A growing number of school districts have adopted a system called value-added modeling to answer that question, provoking battles from Washington to Los Angeles — with some saying it is an effective method for increasing teacher accountability, and others arguing that it can give an inaccurate picture of teachers’ work.
The system calculates the value teachers add to their students’ achievement, based on changes in test scores from year to year and how the students perform compared with others in their grade.
People who analyze the data, making a few statistical assumptions, can produce a list ranking teachers from best to worst.
Use of value-added modeling is exploding nationwide. Hundreds of school systems, including those in Chicago, New York and Washington, are already using it to measure the performance of schools or teachers. Many more are expected to join them, partly because the Obama administration has prodded states and districts to develop more effective teacher-evaluation systems than traditional classroom observation by administrators.
A report released this month by several education researchers warned that the value-added methodology can be unreliable.
“If these teachers were measured in a different year, or a different model were used, the rankings might bounce around quite a bit,” said Edward Haertel, a Stanford professor who was a co-author of the report. “People are going to treat these scores as if they were reflections on the effectiveness of the teachers without any appreciation of how unstable they are.”
Other experts disagree.
William L. Sanders, a senior research manager for a North Carolina company, SAS, that does value-added estimates for districts in North Carolina, Tennessee and other states, said that “if you use rigorous, robust methods and surround them with safeguards, you can reliably distinguish highly effective teachers from average teachers and from ineffective teachers.”
Dr. Sanders helped develop value-added methods to evaluate teachers in Tennessee in the 1990s. Their use spread after the 2002 No Child Left Behind law required states to test in third to eighth grades every year, giving school districts mountains of test data that are the raw material for value-added analysis.
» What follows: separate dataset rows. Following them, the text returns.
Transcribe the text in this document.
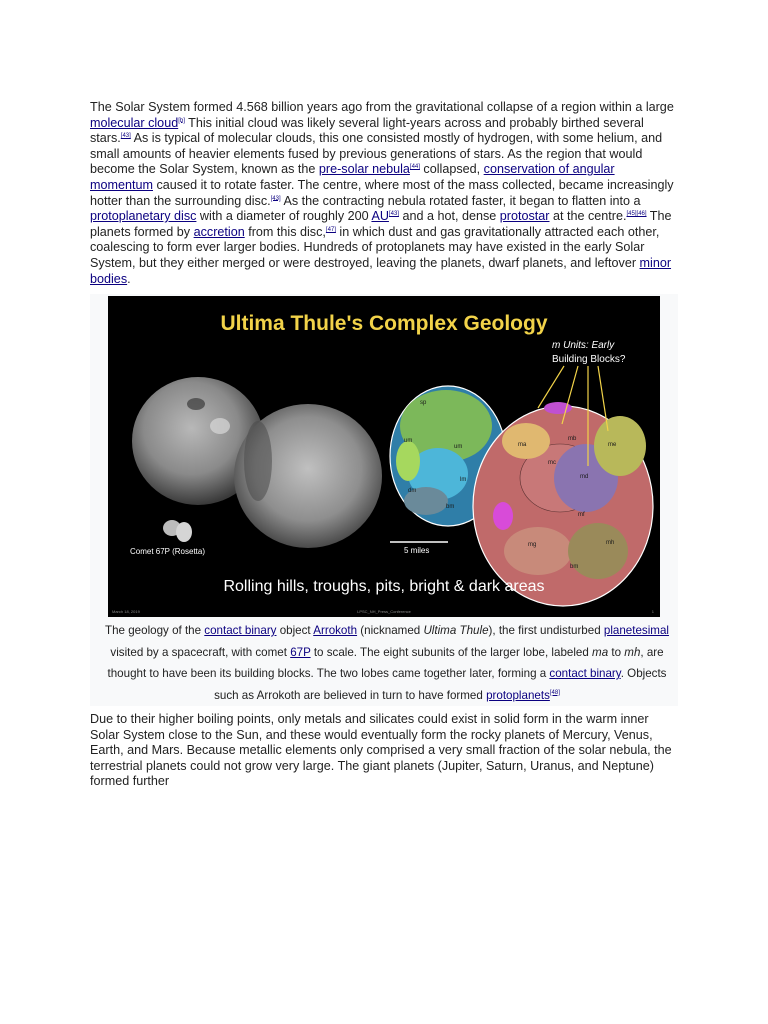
The Solar System formed 4.568 billion years ago from the gravitational collapse of a region within a large molecular cloud[b] This initial cloud was likely several light-years across and probably birthed several stars.[43] As is typical of molecular clouds, this one consisted mostly of hydrogen, with some helium, and small amounts of heavier elements fused by previous generations of stars. As the region that would become the Solar System, known as the pre-solar nebula[44] collapsed, conservation of angular momentum caused it to rotate faster. The centre, where most of the mass collected, became increasingly hotter than the surrounding disc.[43] As the contracting nebula rotated faster, it began to flatten into a protoplanetary disc with a diameter of roughly 200 AU[43] and a hot, dense protostar at the centre.[45][46] The planets formed by accretion from this disc,[47] in which dust and gas gravitationally attracted each other, coalescing to form ever larger bodies. Hundreds of protoplanets may have existed in the early Solar System, but they either merged or were destroyed, leaving the planets, dwarf planets, and leftover minor bodies.

Ultima Thule's Complex Geology
Comet 67P (Rosetta)
sp
um
um
lm
dm
bm
ma
mb
mc
md
me
mf
mg	mh
bm
m Units: Early
Building Blocks?
5 miles
Rolling hills, troughs, pits, bright & dark areas
March 18, 2019	LPSC_NH_Press_Conference	1

The geology of the contact binary object Arrokoth (nicknamed Ultima Thule), the first undisturbed planetesimal visited by a spacecraft, with comet 67P to scale. The eight subunits of the larger lobe, labeled ma to mh, are thought to have been its building blocks. The two lobes came together later, forming a contact binary. Objects such as Arrokoth are believed in turn to have formed protoplanets[48]

Due to their higher boiling points, only metals and silicates could exist in solid form in the warm inner Solar System close to the Sun, and these would eventually form the rocky planets of Mercury, Venus, Earth, and Mars. Because metallic elements only comprised a very small fraction of the solar nebula, the terrestrial planets could not grow very large. The giant planets (Jupiter, Saturn, Uranus, and Neptune) formed further
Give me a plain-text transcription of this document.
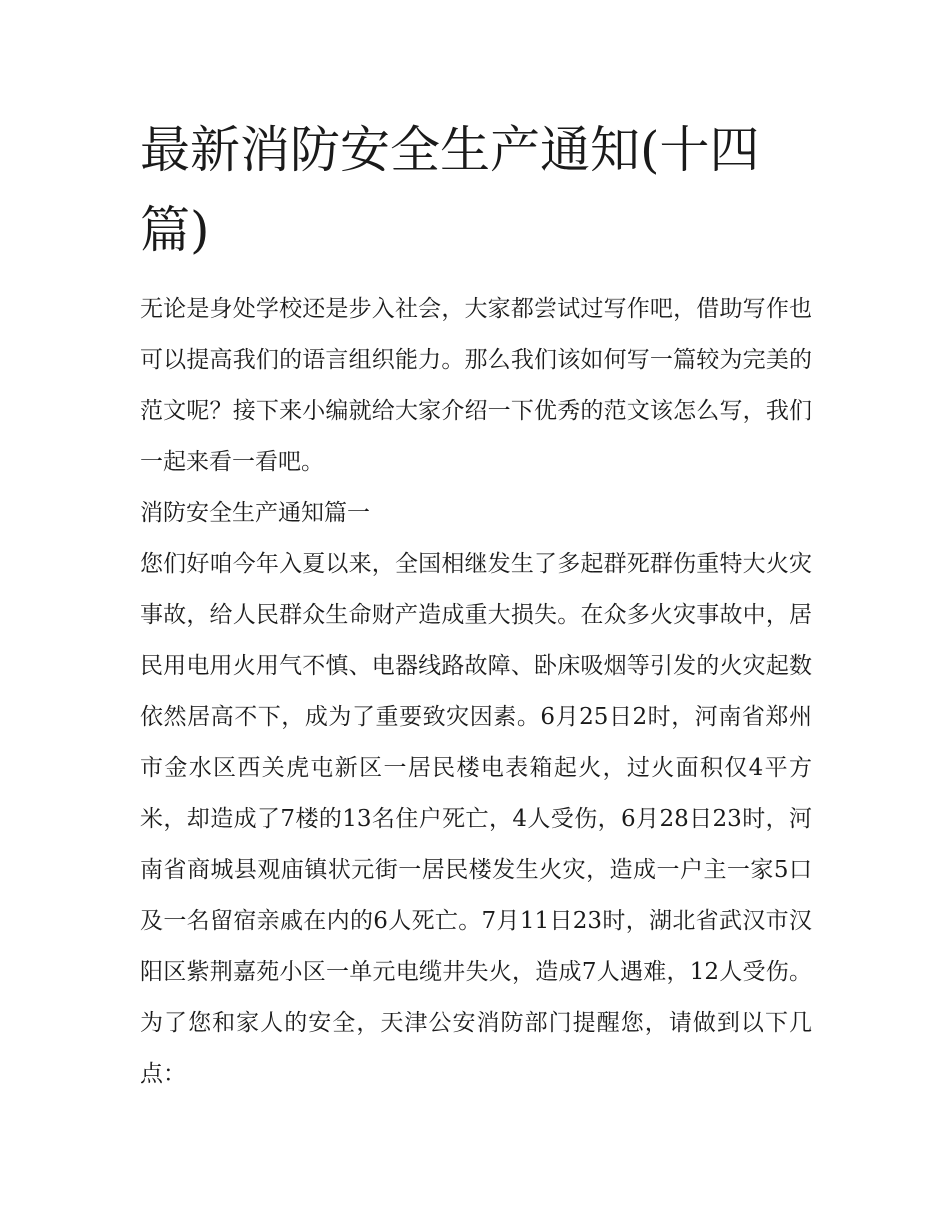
最新消防安全生产通知(十四篇)

无论是身处学校还是步入社会，大家都尝试过写作吧，借助写作也可以提高我们的语言组织能力。那么我们该如何写一篇较为完美的范文呢？接下来小编就给大家介绍一下优秀的范文该怎么写，我们一起来看一看吧。

消防安全生产通知篇一

您们好咱今年入夏以来，全国相继发生了多起群死群伤重特大火灾事故，给人民群众生命财产造成重大损失。在众多火灾事故中，居民用电用火用气不慎、电器线路故障、卧床吸烟等引发的火灾起数依然居高不下，成为了重要致灾因素。6月25日2时，河南省郑州市金水区西关虎屯新区一居民楼电表箱起火，过火面积仅4平方米，却造成了7楼的13名住户死亡，4人受伤，6月28日23时，河南省商城县观庙镇状元街一居民楼发生火灾，造成一户主一家5口及一名留宿亲戚在内的6人死亡。7月11日23时，湖北省武汉市汉阳区紫荆嘉苑小区一单元电缆井失火，造成7人遇难，12人受伤。为了您和家人的安全，天津公安消防部门提醒您，请做到以下几点：
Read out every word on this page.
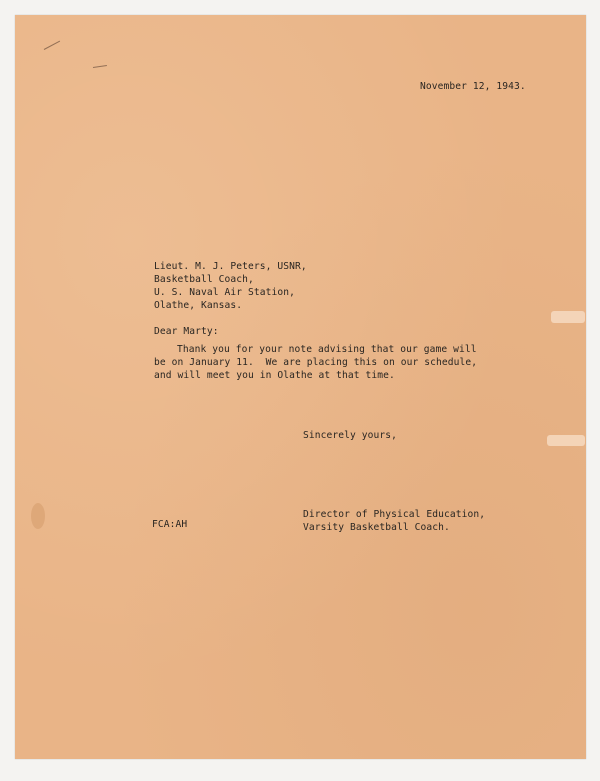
November 12, 1943.
Lieut. M. J. Peters, USNR,
Basketball Coach,
U. S. Naval Air Station,
Olathe, Kansas.
Dear Marty:
Thank you for your note advising that our game will
be on January 11.  We are placing this on our schedule,
and will meet you in Olathe at that time.
Sincerely yours,
FCA:AH
Director of Physical Education,
Varsity Basketball Coach.
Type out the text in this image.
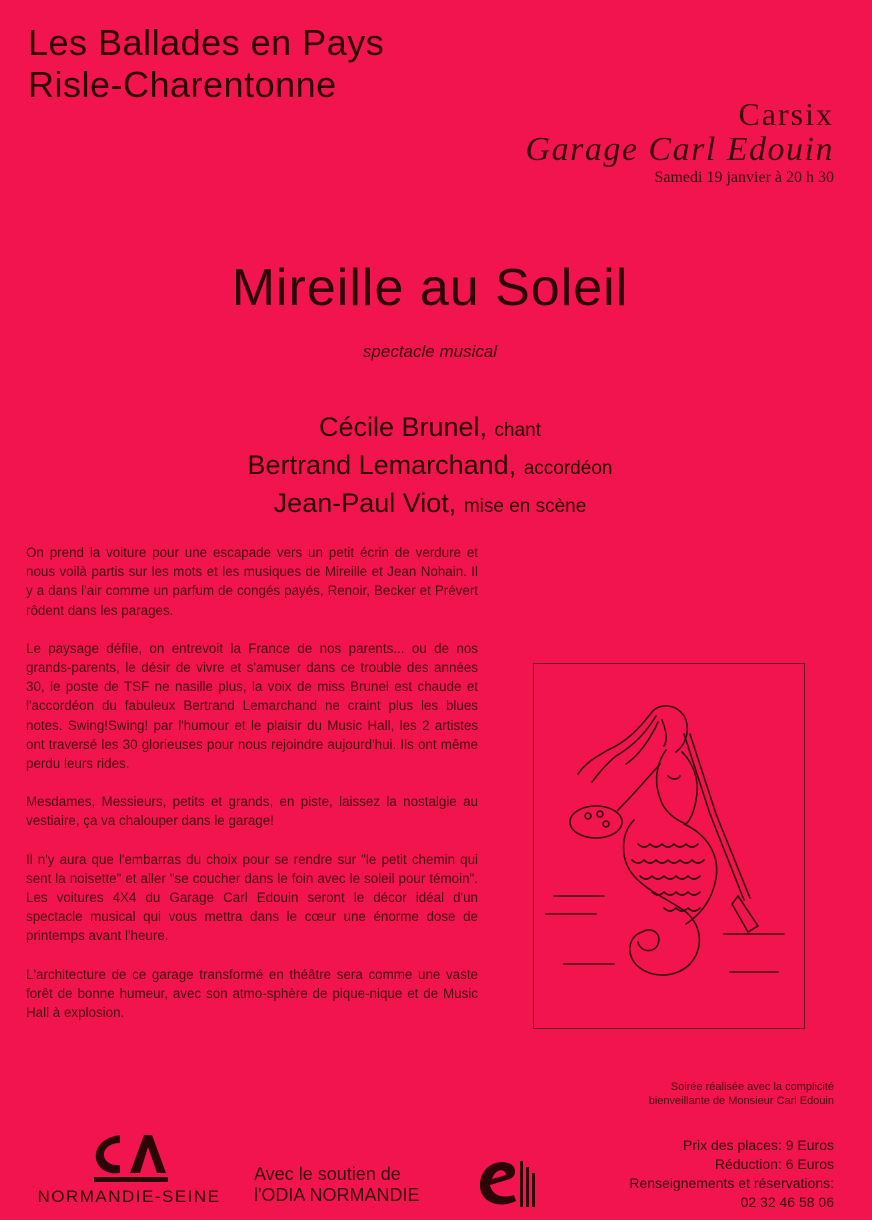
Les Ballades en Pays
Risle-Charentonne
Carsix
Garage Carl Edouin
Samedi 19 janvier à 20 h 30
Mireille au Soleil
spectacle musical
Cécile Brunel, chant
Bertrand Lemarchand, accordéon
Jean-Paul Viot, mise en scène

On prend la voiture pour une escapade vers un petit écrin de verdure et nous voilà partis sur les mots et les musiques de Mireille et Jean Nohain. Il y a dans l'air comme un parfum de congés payés, Renoir, Becker et Prévert rôdent dans les parages.

Le paysage défile, on entrevoit la France de nos parents... ou de nos grands-parents, le désir de vivre et s'amuser dans ce trouble des années 30, le poste de TSF ne nasille plus, la voix de miss Brunel est chaude et l'accordéon du fabuleux Bertrand Lemarchand ne craint plus les blues notes. Swing!Swing! par l'humour et le plaisir du Music Hall, les 2 artistes ont traversé les 30 glorieuses pour nous rejoindre aujourd'hui. Ils ont même perdu leurs rides.

Mesdames, Messieurs, petits et grands, en piste, laissez la nostalgie au vestiaire, ça va chalouper dans le garage!

Il n'y aura que l'embarras du choix pour se rendre sur "le petit chemin qui sent la noisette" et aller "se coucher dans le foin avec le soleil pour témoin". Les voitures 4X4 du Garage Carl Edouin seront le décor idéal d'un spectacle musical qui vous mettra dans le cœur une énorme dose de printemps avant l'heure.

L'architecture de ce garage transformé en théâtre sera comme une vaste forêt de bonne humeur, avec son atmo-sphère de pique-nique et de Music Hall à explosion.

Soirée réalisée avec la complicité
bienveillante de Monsieur Carl Edouin
Prix des places: 9 Euros
Réduction: 6 Euros
Renseignements et réservations:
02 32 46 58 06
NORMANDIE-SEINE
Avec le soutien de
l'ODIA NORMANDIE
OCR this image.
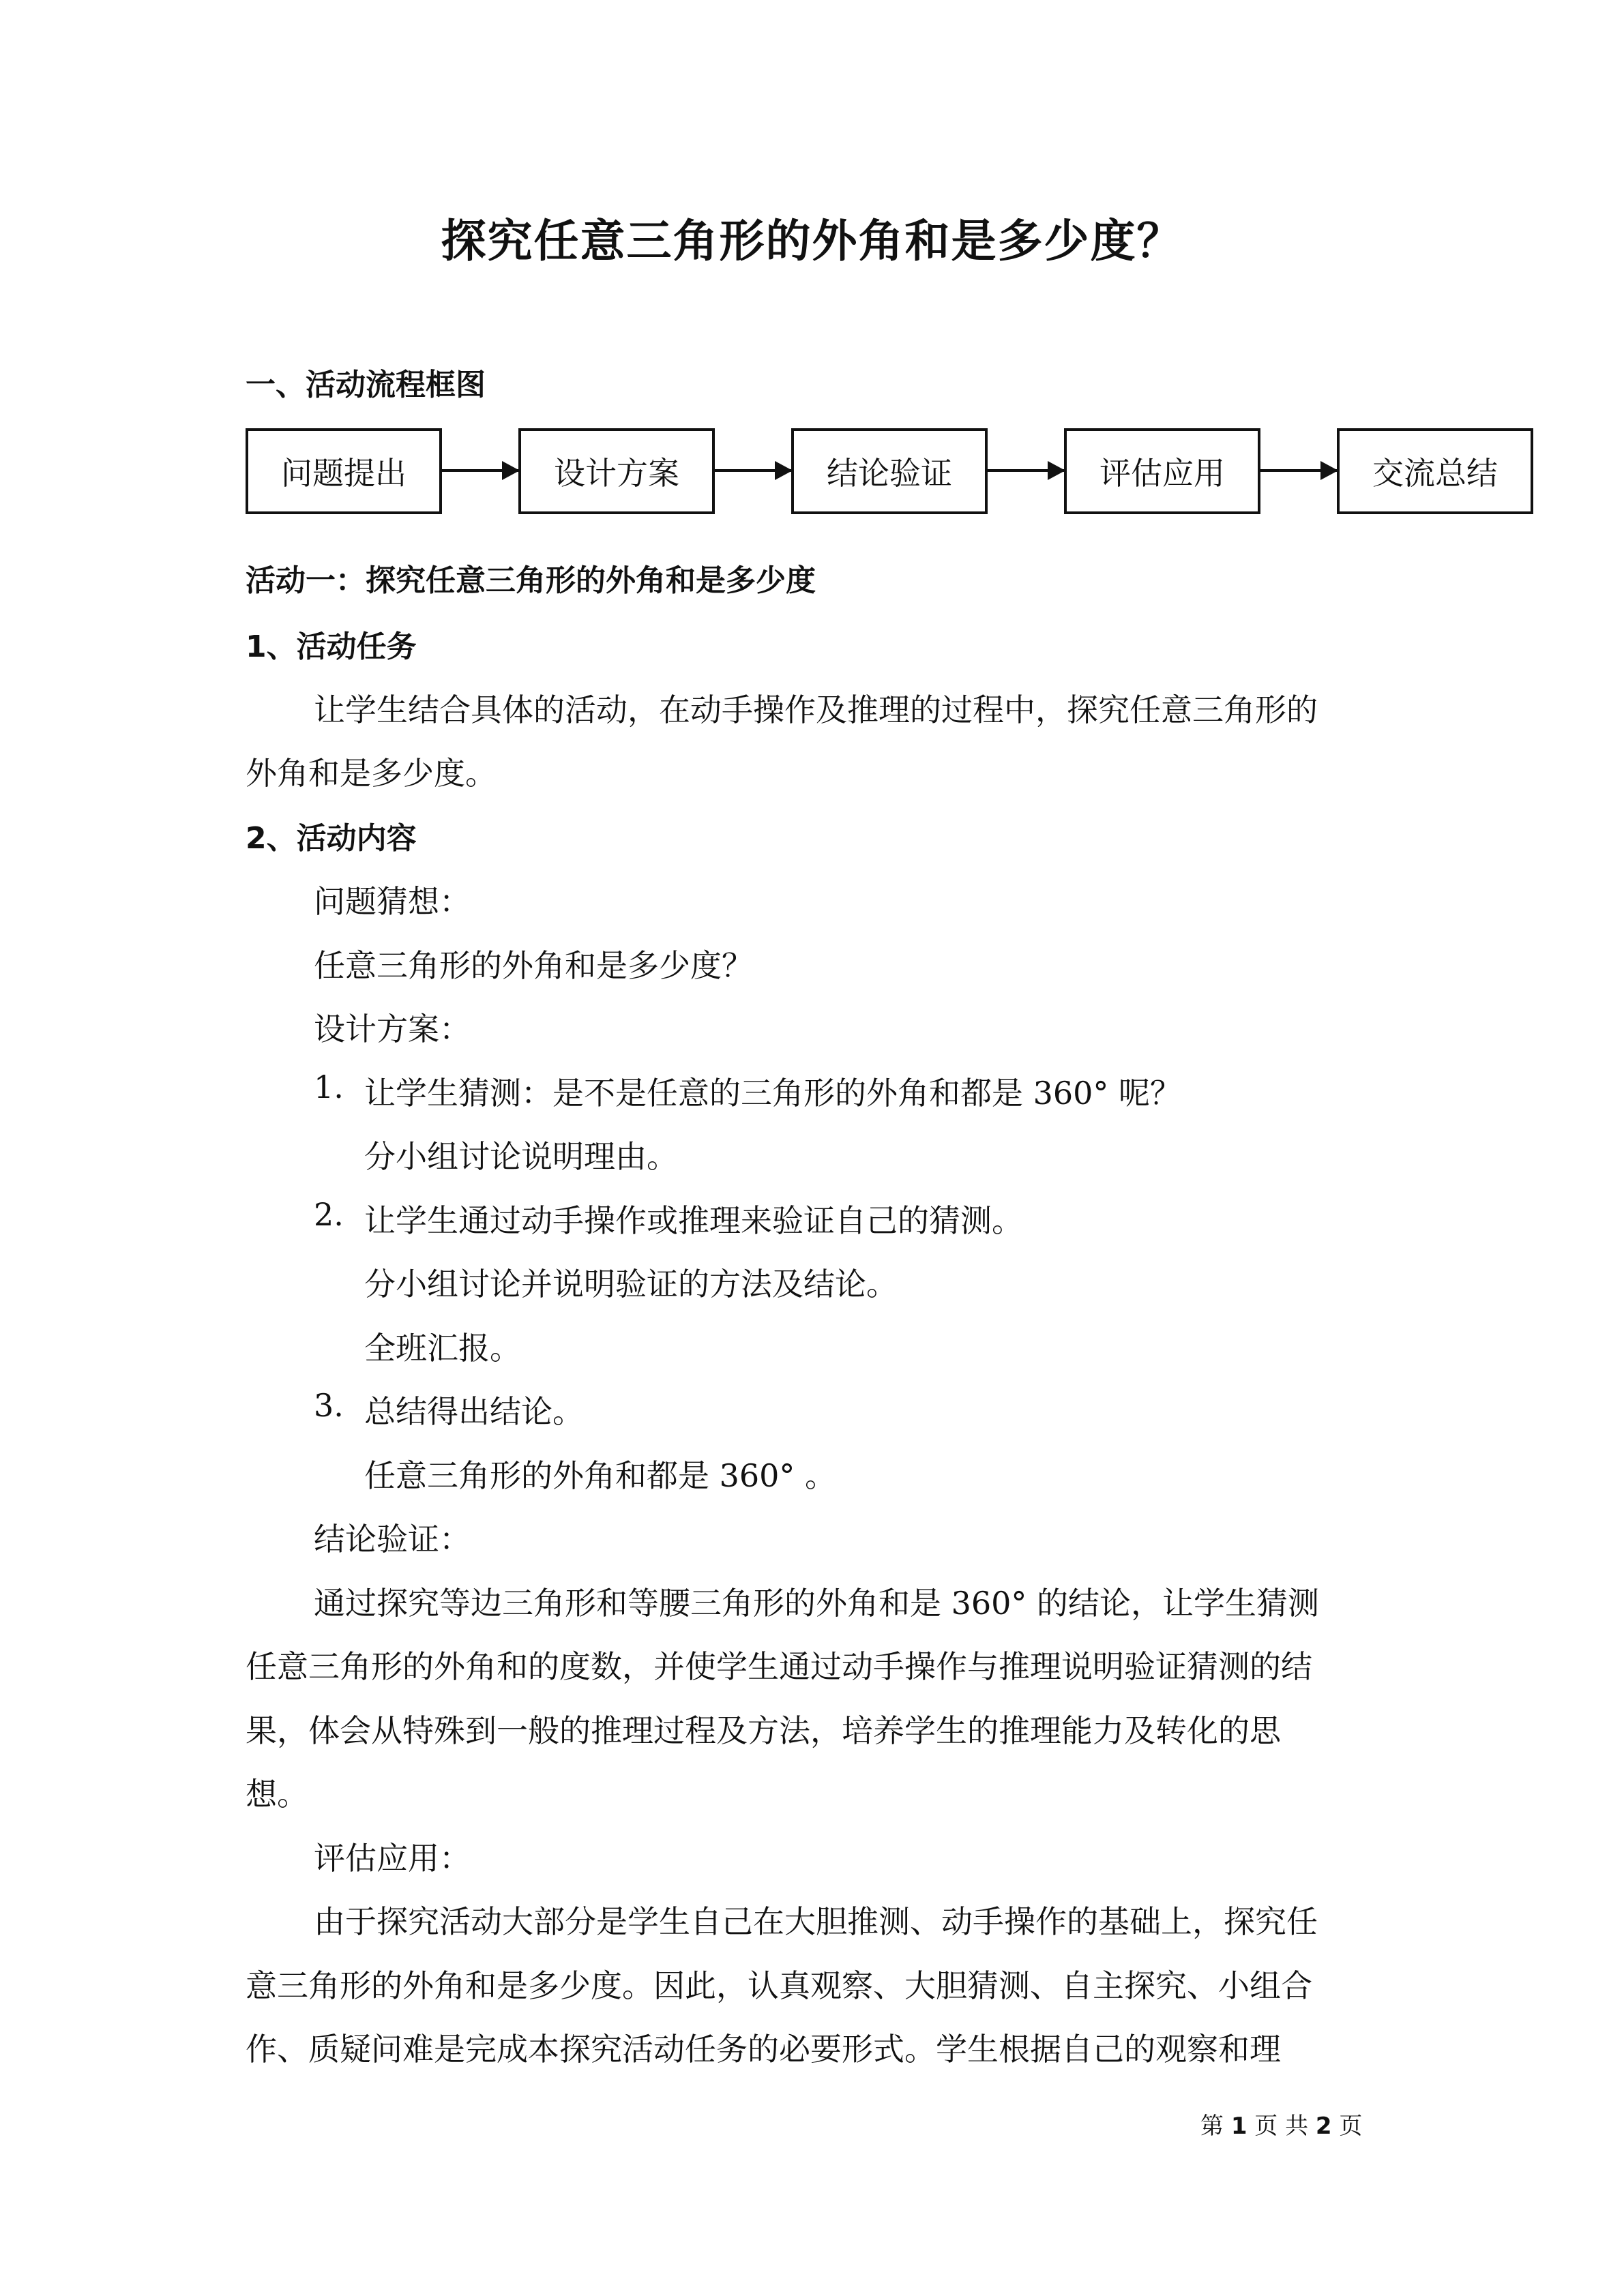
探究任意三角形的外角和是多少度？
一、活动流程框图
问题提出	设计方案	结论验证	评估应用	交流总结
活动一：探究任意三角形的外角和是多少度
1、活动任务
让学生结合具体的活动，在动手操作及推理的过程中，探究任意三角形的
外角和是多少度。
2、活动内容
问题猜想：
任意三角形的外角和是多少度？
设计方案：
1. 让学生猜测：是不是任意的三角形的外角和都是 360° 呢？
分小组讨论说明理由。
2. 让学生通过动手操作或推理来验证自己的猜测。
分小组讨论并说明验证的方法及结论。
全班汇报。
3. 总结得出结论。
任意三角形的外角和都是 360° 。
结论验证：
通过探究等边三角形和等腰三角形的外角和是 360° 的结论，让学生猜测
任意三角形的外角和的度数，并使学生通过动手操作与推理说明验证猜测的结
果，体会从特殊到一般的推理过程及方法，培养学生的推理能力及转化的思
想。
评估应用：
由于探究活动大部分是学生自己在大胆推测、动手操作的基础上，探究任
意三角形的外角和是多少度。因此，认真观察、大胆猜测、自主探究、小组合
作、质疑问难是完成本探究活动任务的必要形式。学生根据自己的观察和理
第 1 页 共 2 页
Even critics acknowledge that the method can be more accurate for rating schools than the system now required by federal law, which compares test scores of succeeding classes, for instance this year’s fifth graders with last year’s fifth graders.
But when the method is used to evaluate individual teachers, many factors can lead to inaccuracies. Different people crunching the numbers can get different results, said Douglas N. Harris, an education professor at the University of Wisconsin, Madison. For example, two analysts might rank teachers in a district differently if one analyst took into account certain student characteristics, like which students were eligible for free lunch, and the other did not.
Millions of students change classes or schools each year, so teachers can be evaluated on the performance of students they have taught only briefly, after students’ records were linked to them in the fall.
In many schools, students receive instruction from multiple teachers, or from after-school tutors, making it difficult to attribute learning gains to a specific instructor. Another problem is known as the ceiling effect. Advanced students can score so highly one year that standardized state tests are not sensitive enough to measure their learning gains a year later.
In Houston, a district that uses value-added methods to allocate teacher bonuses, Darilyn Krieger said she had seen the ceiling effect as a physics teacher at Carnegie Vanguard High School.
“My kids come in at a very high level of competence,” Ms. Krieger said.
After she teaches them for a year, most score highly on a state science test but show little gains, so her bonus is often small compared with those of other teachers, she said.
The Houston Chronicle reports teacher bonuses each year in a database, and readers view the size of the bonus as an indicator of teacher effectiveness, Ms. Krieger said.
“I have students in class ask me why I didn’t earn a higher bonus,” Ms. Krieger said. “I say: ‘Because the system decided I wasn’t doing a good enough job. But the system is flawed.’ ”
This year, the federal Department of Education’s own research arm warned in a study that value-added estimates “are subject to a considerable degree of random error.”
And last October, the Board on Testing and Assessments of the National Academies, a panel of 13 researchers led by Dr. Haertel, wrote to Mr. Duncan warning of “significant concerns” that the Race to the Top grant competition was placing “too much emphasis on measures of growth in student achievement that have not yet been adequately studied for the purposes of evaluating teachers and principals.”
“Value-added methodologies should be used only after careful consideration of their appropriateness for the data that are available, and if used, should be subjected to rigorous evaluation,” the panel wrote. “At present, the best use of VAM techniques is in closely studied pilot projects.”
Despite those warnings, the Department of Education made states with laws prohibiting linkages between student data and teachers ineligible to compete in Race to the Top, and it designed its scoring system to reward states that use value-added calculations in teacher evaluations.
“I’m uncomfortable with how fast a number of states are moving to develop teacher-evaluation systems that will make important decisions about teachers based on value-added results,” said Robert L. Linn, a testing expert who is an emeritus professor at the University of Colorado, Boulder.
“They haven’t taken caution into account as much as they need to,” Professor Linn said.
Indeed they haven't.
I wish the writers at the op-ed page of the Times would read the news section of the paper and learn how the VAM jive they are cheering for is full of problems.
And I REALLY wish the know-it-alls in the administration would do the same thing.
More on this tomorrow.
I think maybe VAM should be applied to the Obama administration data.
And the revenue and readership numbers of the Times.